Par Michel Biem Tong, journaliste web en exil

Au Cameroun, dictature naguère sournoise devenue militaire, un tel titre d’un article vous vaudrait un procès devant le tribunal militaire de Yaoundé pour « terrorisme », « insurrection », etc (l’auteur de ces lignes en sait quelque chose).

Des chefs d’accusation qui vous exposent à la peine de mort, tout au plus. Pourtant, la révolte populaire est un droit fondamental de l’homme codifié par la Déclaration Universelle des Droits de l’Homme du 10 décembre 1948, laquelle dispose en son Préambule que : « Considérant qu’il est essentiel que les droits de l’homme soient protégé par un régime de droit pour que l’homme ne soit pas contraint, en suprême recours, à la révolte contre la tyrannie et l’oppression ».

Il est donc clair que les textes internationaux autorisent les peuples à balayer les régimes politiques tyranniques et oppresseurs ainsi que leurs institutions scélérates, par la rue ou par les armes. Au Cameroun, certains supporters du régime de Yaoundé ont souvent l’habitude de dire « il faut protéger les institutions, le président de la République est une institution ».

Mais que valent les institutions dans une République lorsqu’elles sont le fruit non pas de la volonté du peuple camerounais mais d’un clan ethno-fasciste soutenu par l’ancienne puissance colonisatrice qu’est la France ? C’est peu dire si le Cameroun est victime d’un véritable bricolage institutionnel imposé par une minorité de pouvoiristes et d’affairistes et le peuple souverain majoritaire n’y voit que du feu. Cela ne date pas que d’aujourd’hui.
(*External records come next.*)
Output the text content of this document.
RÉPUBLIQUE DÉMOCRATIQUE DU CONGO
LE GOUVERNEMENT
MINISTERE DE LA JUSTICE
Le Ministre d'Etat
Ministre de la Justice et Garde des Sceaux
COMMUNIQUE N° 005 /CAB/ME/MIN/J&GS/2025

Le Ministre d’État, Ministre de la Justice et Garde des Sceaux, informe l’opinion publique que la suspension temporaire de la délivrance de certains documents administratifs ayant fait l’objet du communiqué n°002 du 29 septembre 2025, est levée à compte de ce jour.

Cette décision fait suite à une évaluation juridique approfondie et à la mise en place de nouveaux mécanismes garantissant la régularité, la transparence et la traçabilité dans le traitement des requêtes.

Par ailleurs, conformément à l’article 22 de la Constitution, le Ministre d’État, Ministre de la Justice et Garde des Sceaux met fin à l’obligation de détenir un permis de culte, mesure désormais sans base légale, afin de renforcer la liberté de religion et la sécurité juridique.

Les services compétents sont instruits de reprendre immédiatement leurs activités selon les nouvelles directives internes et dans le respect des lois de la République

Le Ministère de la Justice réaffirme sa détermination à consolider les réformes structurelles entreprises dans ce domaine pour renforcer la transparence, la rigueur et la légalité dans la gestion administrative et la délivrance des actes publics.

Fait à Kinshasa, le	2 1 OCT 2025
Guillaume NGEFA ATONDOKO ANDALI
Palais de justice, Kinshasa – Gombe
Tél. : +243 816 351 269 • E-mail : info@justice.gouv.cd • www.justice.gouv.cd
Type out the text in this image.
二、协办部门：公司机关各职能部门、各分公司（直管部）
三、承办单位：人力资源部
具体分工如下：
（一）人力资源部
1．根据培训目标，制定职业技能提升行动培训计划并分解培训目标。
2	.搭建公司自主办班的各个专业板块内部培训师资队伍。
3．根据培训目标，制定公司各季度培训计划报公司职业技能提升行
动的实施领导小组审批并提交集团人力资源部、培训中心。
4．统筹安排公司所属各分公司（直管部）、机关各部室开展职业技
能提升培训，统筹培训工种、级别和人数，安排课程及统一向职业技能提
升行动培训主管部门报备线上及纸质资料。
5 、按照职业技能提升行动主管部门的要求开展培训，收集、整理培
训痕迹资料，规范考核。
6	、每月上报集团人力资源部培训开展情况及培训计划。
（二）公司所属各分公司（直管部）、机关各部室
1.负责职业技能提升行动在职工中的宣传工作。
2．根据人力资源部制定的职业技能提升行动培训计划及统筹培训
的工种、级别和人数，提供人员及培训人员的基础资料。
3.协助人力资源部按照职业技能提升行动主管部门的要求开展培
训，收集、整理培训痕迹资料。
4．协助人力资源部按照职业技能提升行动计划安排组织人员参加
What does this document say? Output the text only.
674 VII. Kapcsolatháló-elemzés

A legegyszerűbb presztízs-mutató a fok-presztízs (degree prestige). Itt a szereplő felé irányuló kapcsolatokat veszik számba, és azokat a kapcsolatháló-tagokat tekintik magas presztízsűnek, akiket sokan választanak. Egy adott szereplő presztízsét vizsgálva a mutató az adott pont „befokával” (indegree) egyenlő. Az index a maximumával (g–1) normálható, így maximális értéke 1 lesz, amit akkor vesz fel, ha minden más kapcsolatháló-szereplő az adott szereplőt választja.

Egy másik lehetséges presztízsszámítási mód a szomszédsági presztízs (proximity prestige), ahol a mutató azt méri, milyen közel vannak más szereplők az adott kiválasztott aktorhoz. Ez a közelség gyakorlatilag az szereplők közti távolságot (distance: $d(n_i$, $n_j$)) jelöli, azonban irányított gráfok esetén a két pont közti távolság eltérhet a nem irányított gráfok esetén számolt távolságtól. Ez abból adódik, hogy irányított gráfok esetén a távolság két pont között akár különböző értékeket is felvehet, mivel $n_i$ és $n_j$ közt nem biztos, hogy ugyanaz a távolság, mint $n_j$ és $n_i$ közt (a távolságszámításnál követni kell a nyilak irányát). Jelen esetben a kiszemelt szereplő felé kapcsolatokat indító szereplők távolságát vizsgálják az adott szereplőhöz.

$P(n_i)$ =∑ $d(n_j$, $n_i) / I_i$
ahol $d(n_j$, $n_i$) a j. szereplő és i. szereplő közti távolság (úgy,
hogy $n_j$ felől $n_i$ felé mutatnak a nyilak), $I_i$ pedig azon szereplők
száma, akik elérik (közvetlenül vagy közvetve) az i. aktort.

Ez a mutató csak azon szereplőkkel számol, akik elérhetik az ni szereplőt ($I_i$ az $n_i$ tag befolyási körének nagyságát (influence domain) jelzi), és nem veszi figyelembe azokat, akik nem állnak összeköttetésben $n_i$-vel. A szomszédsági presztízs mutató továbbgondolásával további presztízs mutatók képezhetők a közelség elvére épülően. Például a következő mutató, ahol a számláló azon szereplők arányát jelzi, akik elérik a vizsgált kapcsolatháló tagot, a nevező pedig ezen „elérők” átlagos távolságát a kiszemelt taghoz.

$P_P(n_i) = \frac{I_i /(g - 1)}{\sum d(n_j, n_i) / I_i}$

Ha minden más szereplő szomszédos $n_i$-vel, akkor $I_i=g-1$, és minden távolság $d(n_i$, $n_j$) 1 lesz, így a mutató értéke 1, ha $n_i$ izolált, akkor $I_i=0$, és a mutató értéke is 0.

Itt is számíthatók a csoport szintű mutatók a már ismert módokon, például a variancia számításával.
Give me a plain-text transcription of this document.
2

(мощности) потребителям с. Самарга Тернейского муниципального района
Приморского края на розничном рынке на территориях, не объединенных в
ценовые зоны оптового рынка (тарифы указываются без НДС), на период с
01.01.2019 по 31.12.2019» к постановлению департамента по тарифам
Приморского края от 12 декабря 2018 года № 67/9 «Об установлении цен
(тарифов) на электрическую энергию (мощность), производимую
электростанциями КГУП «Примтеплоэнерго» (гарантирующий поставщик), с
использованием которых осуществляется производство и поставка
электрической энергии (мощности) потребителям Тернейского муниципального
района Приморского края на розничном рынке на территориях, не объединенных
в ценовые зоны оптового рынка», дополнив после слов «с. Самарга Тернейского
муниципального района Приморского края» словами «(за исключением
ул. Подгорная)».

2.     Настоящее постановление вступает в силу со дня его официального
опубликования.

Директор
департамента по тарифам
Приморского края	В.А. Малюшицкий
Après avoir combattu et massacré les indépendantistes de l’Union des populations du Cameroun (UPC) qui, dans les années 1950, luttaient pour une indépendance véritable, la France a installé au pouvoir Amadou Ahidjo, signé des accords secrets le 26 décembre 1959 avec ce dernier (en vue d’avoir la primeur sur l’exploitation des ressources du sol et de sous-sol) et supervisé la proclamation de l’indépendance par Ahidjo le 1er janvier 1960. Alors qu’il n’était que Premier Ministre, Ahidjo est élu président de la République le 5 mai 1960 sur la base de la Constitution du 4 mars 1960 fabriquée de toutes pièces par des constitutionnalistes français dont un certain Jacques Rousseau.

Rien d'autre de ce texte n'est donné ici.